“Pete Molinari – if you don’t know anything about him, he’s great” — Bruce Springsteen
Pete Molinari is fast establishing himself as one of the UK’s most exciting musical talents. Born into a large Maltese, Italian and Egyptian family in Kent, the young musician became fascinated with the 1960s’ folk of Leadbelly, Hank Williams,and Woody Guthrie. After reading the beat writings of Jack Kerouac, Pete set off for New York where he honed his craft in the blues clubs of the East Village. Then he travelled to Memphis, New Orleans, San Francisco and Los Angeles when he could, before returning home to record his debut album “Walking Off The Map” with the help of Billy Childish. While recording his follow up album, “A Virtual Landslide” at Toe Rag Studios in London, Pete began working with producer Liam Watson, invigorating his sound with a full band, thus uniquely modernising a historic sound.

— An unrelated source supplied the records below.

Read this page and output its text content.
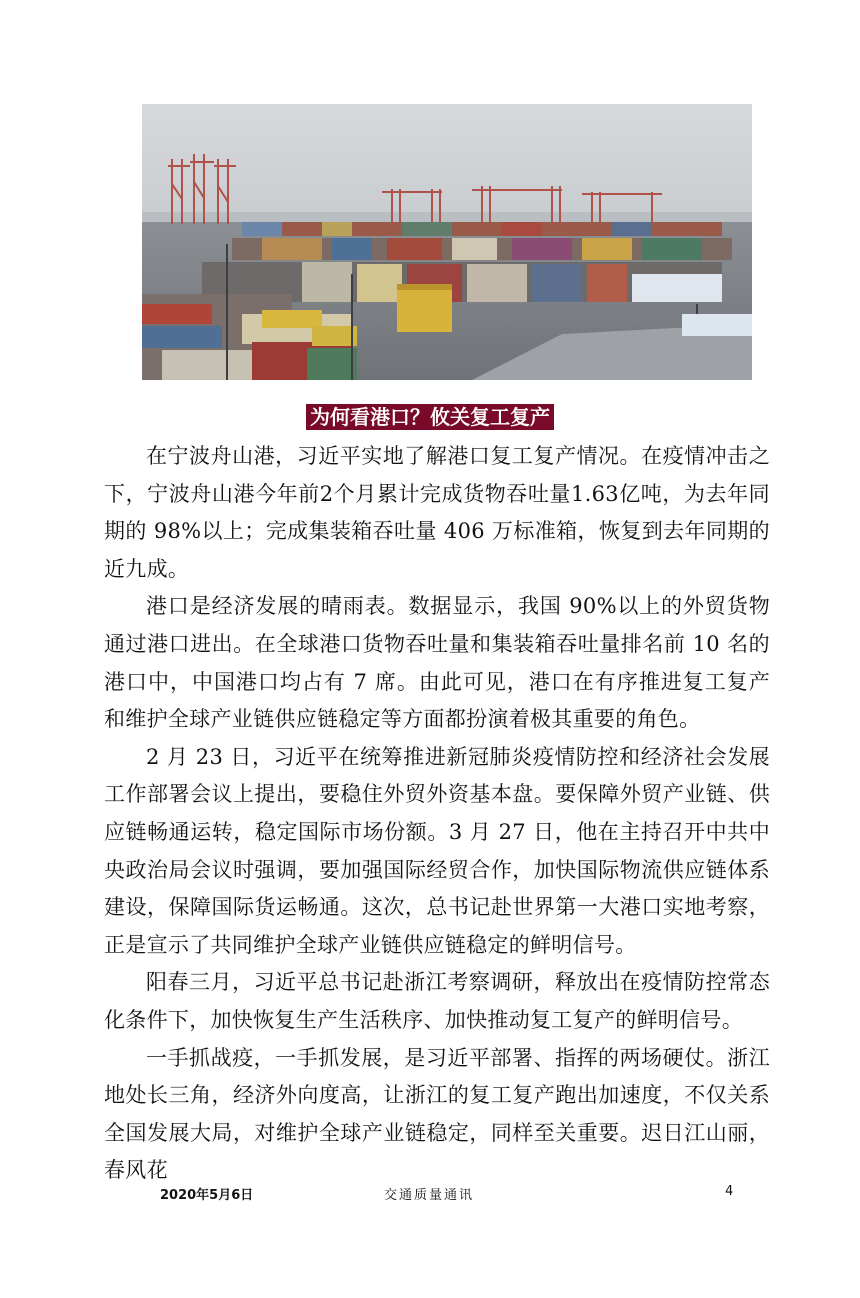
为何看港口？攸关复工复产

在宁波舟山港，习近平实地了解港口复工复产情况。在疫情冲击之下，宁波舟山港今年前2个月累计完成货物吞吐量1.63亿吨，为去年同期的 98%以上；完成集装箱吞吐量 406 万标准箱，恢复到去年同期的近九成。

港口是经济发展的晴雨表。数据显示，我国 90%以上的外贸货物通过港口进出。在全球港口货物吞吐量和集装箱吞吐量排名前 10 名的港口中，中国港口均占有 7 席。由此可见，港口在有序推进复工复产和维护全球产业链供应链稳定等方面都扮演着极其重要的角色。

2 月 23 日，习近平在统筹推进新冠肺炎疫情防控和经济社会发展工作部署会议上提出，要稳住外贸外资基本盘。要保障外贸产业链、供应链畅通运转，稳定国际市场份额。3 月 27 日，他在主持召开中共中央政治局会议时强调，要加强国际经贸合作，加快国际物流供应链体系建设，保障国际货运畅通。这次，总书记赴世界第一大港口实地考察，正是宣示了共同维护全球产业链供应链稳定的鲜明信号。

阳春三月，习近平总书记赴浙江考察调研，释放出在疫情防控常态化条件下，加快恢复生产生活秩序、加快推动复工复产的鲜明信号。

一手抓战疫，一手抓发展，是习近平部署、指挥的两场硬仗。浙江地处长三角，经济外向度高，让浙江的复工复产跑出加速度，不仅关系全国发展大局，对维护全球产业链稳定，同样至关重要。迟日江山丽，春风花

2020年5月6日	交通质量通讯	4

His previous work, the critically acclaimed “A Train Bound For Glory,” earned Pete an appearance on BBC’s Later With Jools Holland and a nomination for Best Newcomer at the MOJO Awards. Pete was honored to join Yoko Ono on stage last summer when she curated the 2013 Meltdown Festival at the Royal Festival Hall in London. For the festival finale, Yoko and her band performed for the first time ever the John Lennon/Yoko Ono Double Fantasy album, in its entirety. Yoko handpicked Pete to sing the Lennon songs “Woman” and “(Just Like) Starting Over” along with her band. Other featured guests included Sean Lennon, Patti Smith, Peaches, Boy George, Siouxsie Sioux and Earl Slick.
Successful stints in the U.S. brought acclaim from a host of songwriters and producers as diverse as Bruce Springsteen, Ray Davies, Yoko Ono, Dan Auerbach, Raul Malo, Andrew Weatherall and Tchad Blake who have all become fans of the songwriter from Chatham. Pete talks about the support of such musical luminaries with his feet firmly on the ground: “I love what they do as well. I’m thrilled to think they appreciate the substance and content of my music”.
Pete completed his fourth album “Theosophy” in early 2014, recording most of the original album tracks with Jim and Rob Homes at Humbug Studios on the Isle Of Wight, then adding the talents of producer Liam Watson, acclaimed DJ/re-mixer Andrew Weatherall, Grammy award-winning producer/mixer Tchad Blake and guest musicians Dan Auerbach and Barrie Cadogan to the process. It was important to Pete to have the contributions of all of these diverse and creative minds, which meant taking time with the recording was essential.
Along with the mainstay influences of Billie Holliday, Jack Kerouac, John Coltraine and Leadbelly, inspiration for “Theosophy” came from unexpected sources, including The Theosophical Society — an organization formed in 1875 “to promote an understanding of the Esoteric Teachings” and whose interest spans science, mysticism, religion and the arts. “Theosophy” pushes lots of musical boundaries, and with a host of musical allies he was able to explore new creative fields not ventured on past albums. It’s been a journey that has brought Pete to a new level of songwriting, epitomized best by Tchad Blake. As Pete recalls, “Tchad told me he admired my sense of abandonment. I think going off and finding out what he meant by that really summed up the whole record. The sense I got was that I’m not inhibited by anything that’s going on at the moment, whether the present or the past. I just go about things my own way.” That’s Theosophy.